Jakarta, Bimas Islam – Kementerian Agama (Kemenag) bersama Bank Indonesia (BI), Badan Wakaf Indonesia (BWI), Badan Amil Zakat Nasional (BAZNAS), serta Kementerian Agraria dan Tata Ruang/Badan Pertanahan Nasional (ATR/BPN) melakukan harmonisasi data zakat dan wakaf. Ide ini bertujuan untuk menciptakan satu data tunggal yang akurat dan transparan, serta menjawab perbedaan mazhab dan standar ensiklopedia zakat dan wakaf.
Direktur Pemberdayaan Zakat dan Wakaf, Kemenag, Waryono Abdul Ghafur mengungkapkan pentingnya harmonisasi data zakat dan wakaf. “Data zakat dan wakaf harus harmonis untuk menjunjung transparansi, akuntabilitas, dan efektivitas pengelolaan,” ujar Waryono dalam Rapat Pembahasan Satu Data Ziswaf di Bali, Selasa (11/6/2024).
Menurut Waryono, data zakat dan wakaf setidaknya meliputi tujuh aspek utama, yaitu informasi tentang pemberi dan penerima, tanggal dan waktu pemberian, lokasi harta, jenis harta, tujuan, serta status pengelolaan, pemanfaatan, dan pengembangan harta.

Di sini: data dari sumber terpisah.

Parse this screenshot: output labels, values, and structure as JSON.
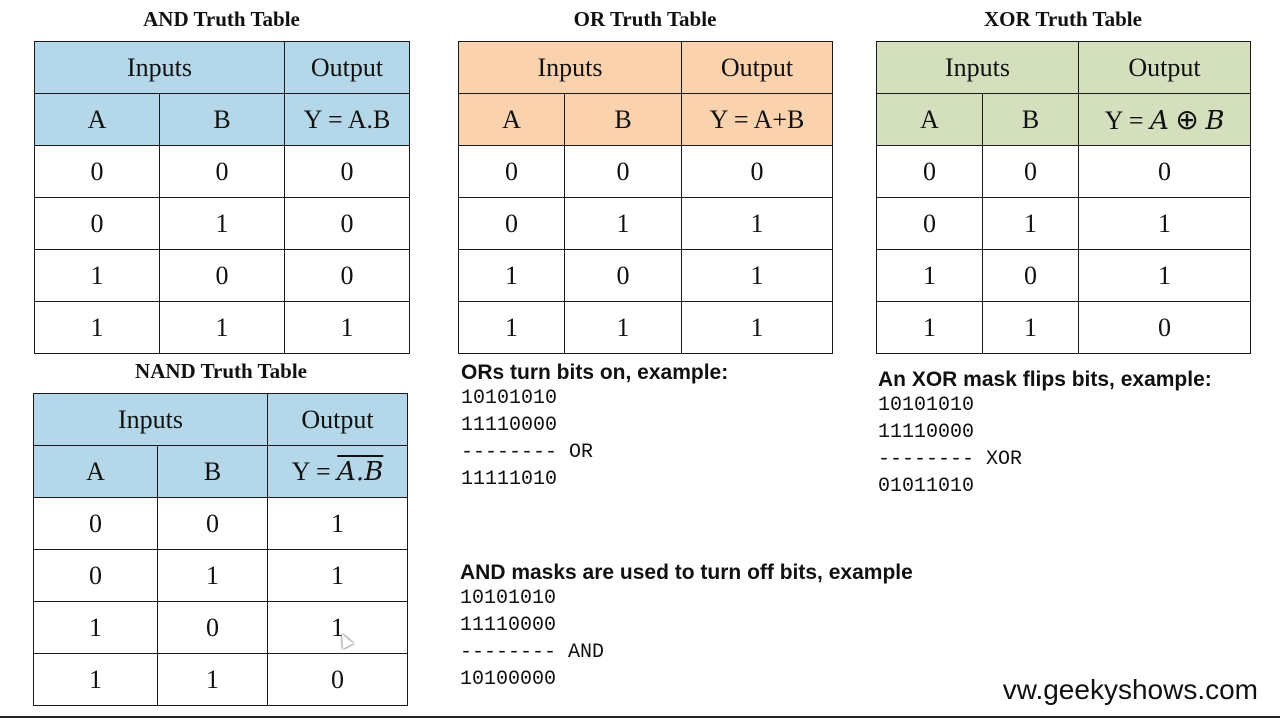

Lebih lanjut, Waryono menyoroti potensi tumpang tindih antara penerima wakaf (mauquf alaih) dan mustahik zakat. “Ada kemungkinan tumpang tindih yang perlu kita perhatikan. Mentalitas mustahik dan mauquf alaih juga perlu dibentuk agar menjadi muzakki dan wakif,” ungkapnya.
Waryono menegaskan, harmonisasi data berdasarkan regulasi zakat dan wakaf sangat penting. “Working group dalam zakat dan wakaf harus mampu menginventarisasi isu dan tantangan, serta memastikan koordinasi berjalan dengan baik,” pungkasnya.
Rapat dihadiri oleh Sekretaris Utama BAZNAS Muchlis Hanafi, Plt. Kasubdit Kelembagaan dan Informasi Zakat dan Wakaf Abdul Fatah, Departemen Ekonomi dan Keuangan Syariah BI, perwakilan BWI, dan Kementerian ATR/BPN.